News you may have missed #0008

  • Moderate Virginia Republican is Obama’s leading cybersecurity czar. Time magazine identifies Tom Davis as a leading candidate for the newly created position, citing “sources familiar with the White House’s deliberations on the subject”. Davis served in the House of Representatives for seven terms before retiring last fall. But Ryan Singel, of Wired, points out that Davis is “no friend of privacy”. While in the House of Representatives, “Davis voted repeatedly to expand the government’s internet wiretapping powers, and helped author the now-troubled national identification law known as REAL ID”, reminds Singel.

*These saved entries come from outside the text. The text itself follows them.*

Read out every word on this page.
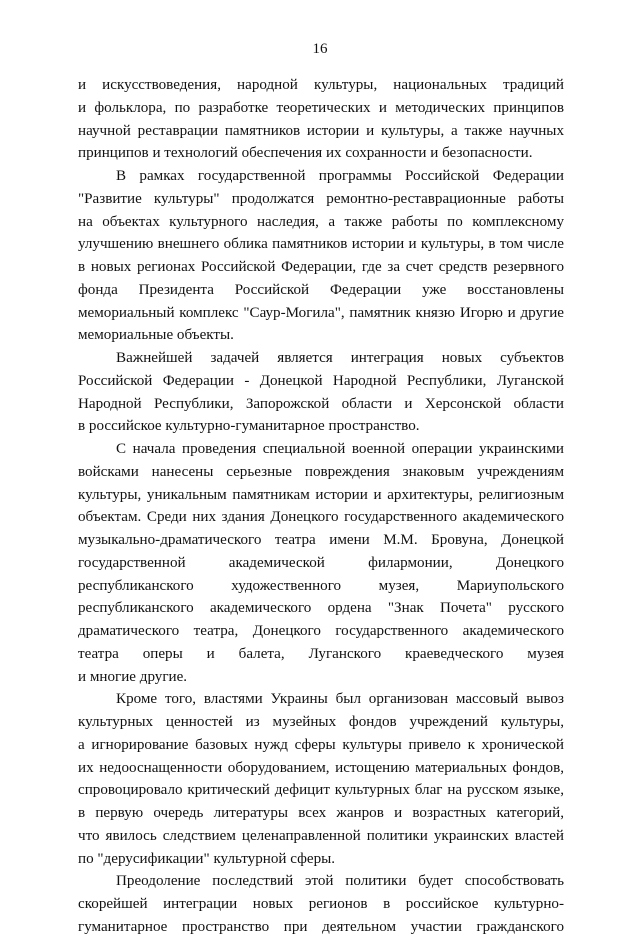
16
и искусствоведения, народной культуры, национальных традиций
и фольклора, по разработке теоретических и методических принципов
научной реставрации памятников истории и культуры, а также научных
принципов и технологий обеспечения их сохранности и безопасности.
В рамках государственной программы Российской Федерации
"Развитие культуры" продолжатся ремонтно-реставрационные работы
на объектах культурного наследия, а также работы по комплексному
улучшению внешнего облика памятников истории и культуры, в том числе
в новых регионах Российской Федерации, где за счет средств резервного
фонда Президента Российской Федерации уже восстановлены
мемориальный комплекс "Саур-Могила", памятник князю Игорю и другие
мемориальные объекты.
Важнейшей задачей является интеграция новых субъектов
Российской Федерации - Донецкой Народной Республики, Луганской
Народной Республики, Запорожской области и Херсонской области
в российское культурно-гуманитарное пространство.
С начала проведения специальной военной операции украинскими
войсками нанесены серьезные повреждения знаковым учреждениям
культуры, уникальным памятникам истории и архитектуры, религиозным
объектам. Среди них здания Донецкого государственного академического
музыкально-драматического театра имени М.М. Бровуна, Донецкой
государственной академической филармонии, Донецкого
республиканского художественного музея, Мариупольского
республиканского академического ордена "Знак Почета" русского
драматического театра, Донецкого государственного академического
театра оперы и балета, Луганского краеведческого музея
и многие другие.
Кроме того, властями Украины был организован массовый вывоз
культурных ценностей из музейных фондов учреждений культуры,
а игнорирование базовых нужд сферы культуры привело к хронической
их недооснащенности оборудованием, истощению материальных фондов,
спровоцировало критический дефицит культурных благ на русском языке,
в первую очередь литературы всех жанров и возрастных категорий,
что явилось следствием целенаправленной политики украинских властей
по "дерусификации" культурной сферы.
Преодоление последствий этой политики будет способствовать
скорейшей интеграции новых регионов в российское культурно-
гуманитарное пространство при деятельном участии гражданского
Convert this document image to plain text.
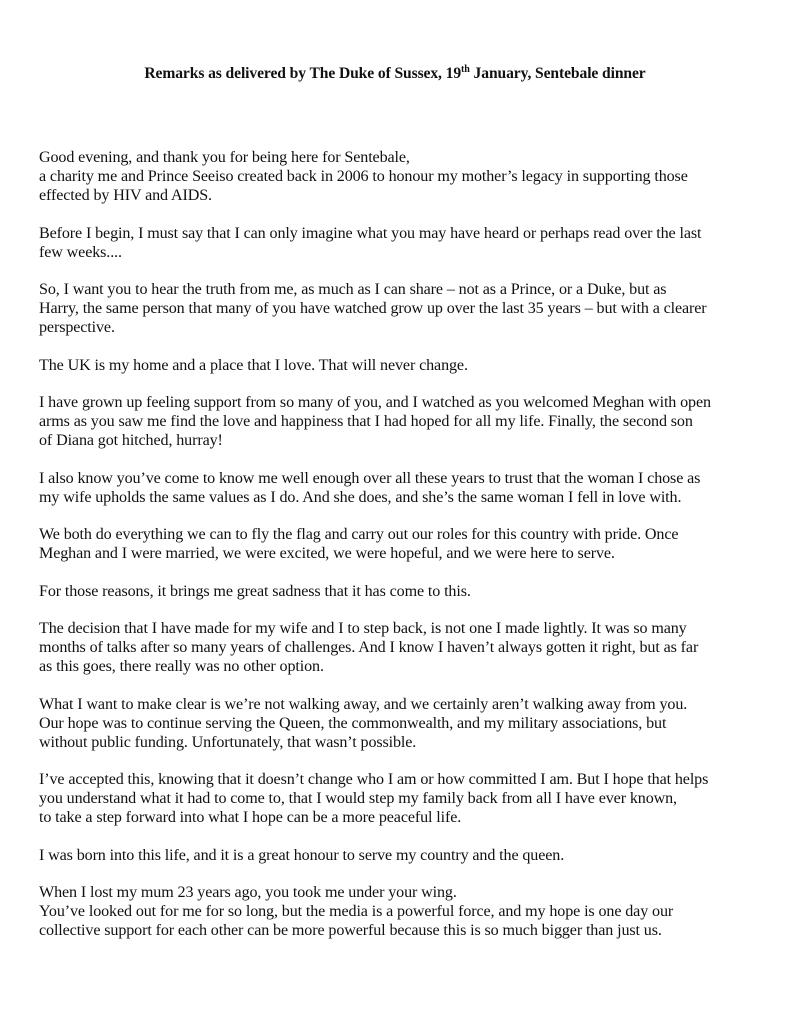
Remarks as delivered by The Duke of Sussex, 19th January, Sentebale dinner

Good evening, and thank you for being here for Sentebale,
a charity me and Prince Seeiso created back in 2006 to honour my mother’s legacy in supporting those
effected by HIV and AIDS.

Before I begin, I must say that I can only imagine what you may have heard or perhaps read over the last
few weeks....

So, I want you to hear the truth from me, as much as I can share – not as a Prince, or a Duke, but as
Harry, the same person that many of you have watched grow up over the last 35 years – but with a clearer
perspective.

The UK is my home and a place that I love. That will never change.

I have grown up feeling support from so many of you, and I watched as you welcomed Meghan with open
arms as you saw me find the love and happiness that I had hoped for all my life. Finally, the second son
of Diana got hitched, hurray!

I also know you’ve come to know me well enough over all these years to trust that the woman I chose as
my wife upholds the same values as I do. And she does, and she’s the same woman I fell in love with.

We both do everything we can to fly the flag and carry out our roles for this country with pride. Once
Meghan and I were married, we were excited, we were hopeful, and we were here to serve.

For those reasons, it brings me great sadness that it has come to this.

The decision that I have made for my wife and I to step back, is not one I made lightly. It was so many
months of talks after so many years of challenges. And I know I haven’t always gotten it right, but as far
as this goes, there really was no other option.

What I want to make clear is we’re not walking away, and we certainly aren’t walking away from you.
Our hope was to continue serving the Queen, the commonwealth, and my military associations, but
without public funding. Unfortunately, that wasn’t possible.

I’ve accepted this, knowing that it doesn’t change who I am or how committed I am. But I hope that helps
you understand what it had to come to, that I would step my family back from all I have ever known,
to take a step forward into what I hope can be a more peaceful life.

I was born into this life, and it is a great honour to serve my country and the queen.

When I lost my mum 23 years ago, you took me under your wing.
You’ve looked out for me for so long, but the media is a powerful force, and my hope is one day our
collective support for each other can be more powerful because this is so much bigger than just us.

  • New Zealand spooks spied on high school students. Last February, intelNews reported on revelations that the New Zealand Security Intelligence Service (NZSIS) has been keeping a file on an elected Green Party parliament Member, Keith Locke, since he was 11 years old. New information shows that NZSIS has been monitoring two other Green parliamentarians, Sue Bradford and Catherine Delahunty, since they were in high school. Moreover, their files remained active until 1999 and 2002, respectively. 
  • US Supreme Court refuses Plame CIA case. The Court declined to take up the case of Valerie Plame, a former CIA agent, who sought compensation after she was publicly revealed to be a secret operative. Plame and her husband, former ambassador Joseph Wilson, wanted to sue several Bush administration officials, including former vice president Dick Cheney, over the 2003 revelation. 

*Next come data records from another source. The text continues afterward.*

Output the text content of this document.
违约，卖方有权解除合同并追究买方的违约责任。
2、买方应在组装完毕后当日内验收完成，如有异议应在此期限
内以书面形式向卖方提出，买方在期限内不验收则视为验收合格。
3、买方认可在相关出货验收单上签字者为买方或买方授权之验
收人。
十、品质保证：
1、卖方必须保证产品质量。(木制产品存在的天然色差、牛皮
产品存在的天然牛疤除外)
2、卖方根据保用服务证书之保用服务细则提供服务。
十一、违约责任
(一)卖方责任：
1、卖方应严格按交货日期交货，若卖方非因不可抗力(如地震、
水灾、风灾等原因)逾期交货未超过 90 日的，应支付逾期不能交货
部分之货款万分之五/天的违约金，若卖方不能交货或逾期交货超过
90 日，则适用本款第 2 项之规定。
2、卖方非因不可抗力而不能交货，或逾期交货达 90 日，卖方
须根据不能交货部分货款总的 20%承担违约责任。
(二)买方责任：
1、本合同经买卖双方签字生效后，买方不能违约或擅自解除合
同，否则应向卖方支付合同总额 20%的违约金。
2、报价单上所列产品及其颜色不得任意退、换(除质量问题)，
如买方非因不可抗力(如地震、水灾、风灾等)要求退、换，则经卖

  • US Homeland Security said to kill domestic spy satellite plan. A senior Homeland Security official has said that Homeland Security Secretary Janet Napolitano has decided to kill a controversial Bush administration plan to use satellites for domestic surveillance in the US. The plan first surfaced in 2007, but it has been delayed due to concerns by privacy and civil liberties advocates that it would intrude on the lives of Americans. 

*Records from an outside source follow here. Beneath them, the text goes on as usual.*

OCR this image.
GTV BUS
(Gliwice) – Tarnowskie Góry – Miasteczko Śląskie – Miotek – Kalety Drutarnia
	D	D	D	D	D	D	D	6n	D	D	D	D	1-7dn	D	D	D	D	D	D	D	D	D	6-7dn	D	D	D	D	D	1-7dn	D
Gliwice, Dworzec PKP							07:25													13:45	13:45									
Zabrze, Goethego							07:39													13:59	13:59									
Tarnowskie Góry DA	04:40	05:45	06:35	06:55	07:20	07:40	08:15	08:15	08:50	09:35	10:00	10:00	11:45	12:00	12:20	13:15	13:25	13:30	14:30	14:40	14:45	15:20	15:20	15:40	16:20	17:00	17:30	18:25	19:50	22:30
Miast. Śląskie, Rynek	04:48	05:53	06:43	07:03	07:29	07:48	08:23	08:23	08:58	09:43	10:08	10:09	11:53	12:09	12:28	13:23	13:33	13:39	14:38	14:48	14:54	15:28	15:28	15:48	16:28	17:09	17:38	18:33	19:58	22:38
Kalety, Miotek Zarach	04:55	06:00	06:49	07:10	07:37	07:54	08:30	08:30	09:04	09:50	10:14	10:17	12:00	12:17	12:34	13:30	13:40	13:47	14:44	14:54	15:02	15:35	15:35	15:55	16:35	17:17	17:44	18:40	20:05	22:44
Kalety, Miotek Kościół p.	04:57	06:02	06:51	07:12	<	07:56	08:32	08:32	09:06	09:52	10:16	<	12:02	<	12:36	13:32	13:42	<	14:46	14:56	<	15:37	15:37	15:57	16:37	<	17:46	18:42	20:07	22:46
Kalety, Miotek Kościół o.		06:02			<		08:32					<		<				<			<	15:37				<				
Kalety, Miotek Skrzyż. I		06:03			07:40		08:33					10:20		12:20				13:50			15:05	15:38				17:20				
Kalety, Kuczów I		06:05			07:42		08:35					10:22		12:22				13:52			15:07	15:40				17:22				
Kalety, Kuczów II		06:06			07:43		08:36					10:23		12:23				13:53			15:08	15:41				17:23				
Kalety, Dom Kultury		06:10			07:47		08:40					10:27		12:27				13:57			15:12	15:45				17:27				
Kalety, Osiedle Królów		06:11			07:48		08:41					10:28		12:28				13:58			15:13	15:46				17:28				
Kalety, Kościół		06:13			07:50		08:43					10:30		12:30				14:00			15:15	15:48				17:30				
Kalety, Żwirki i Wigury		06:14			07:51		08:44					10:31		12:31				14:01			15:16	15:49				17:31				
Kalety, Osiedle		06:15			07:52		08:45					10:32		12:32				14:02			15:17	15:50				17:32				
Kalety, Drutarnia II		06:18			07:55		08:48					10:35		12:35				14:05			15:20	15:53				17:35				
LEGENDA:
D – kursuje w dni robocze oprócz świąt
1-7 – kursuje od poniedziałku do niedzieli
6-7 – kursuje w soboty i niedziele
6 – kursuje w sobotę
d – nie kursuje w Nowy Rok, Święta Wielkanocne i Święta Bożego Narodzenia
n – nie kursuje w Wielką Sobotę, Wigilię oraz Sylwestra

  • US National Security Advisor to visit India. Jim Jones will visit New Delhi at the request of President Obama, in order “to further deepen and strengthen our key bilateral partnership with India” says the White House. He will also be visiting Pakistan and Afghanistan. 
  • Researcher unearths declassified documents on NSA’s history. The documents, obtained by Matthew M. Aid for his new book, The Secret Sentry, confirm that prior to the launch of the first spy satellites into orbit by the National Reconnaissance Office (NRO) in the early 1960s, the Signals Intelligence collected by the National Security Agency and its predecessor organizations was virtually the only viable means of gathering intelligence information about what was going on inside the Soviet Union, China, North Korea, North Vietnam, and other communist nations.  However, the NSA and its foreign partners could collect bits and pieces of huge numbers of low-level, unencoded, plaintext messages.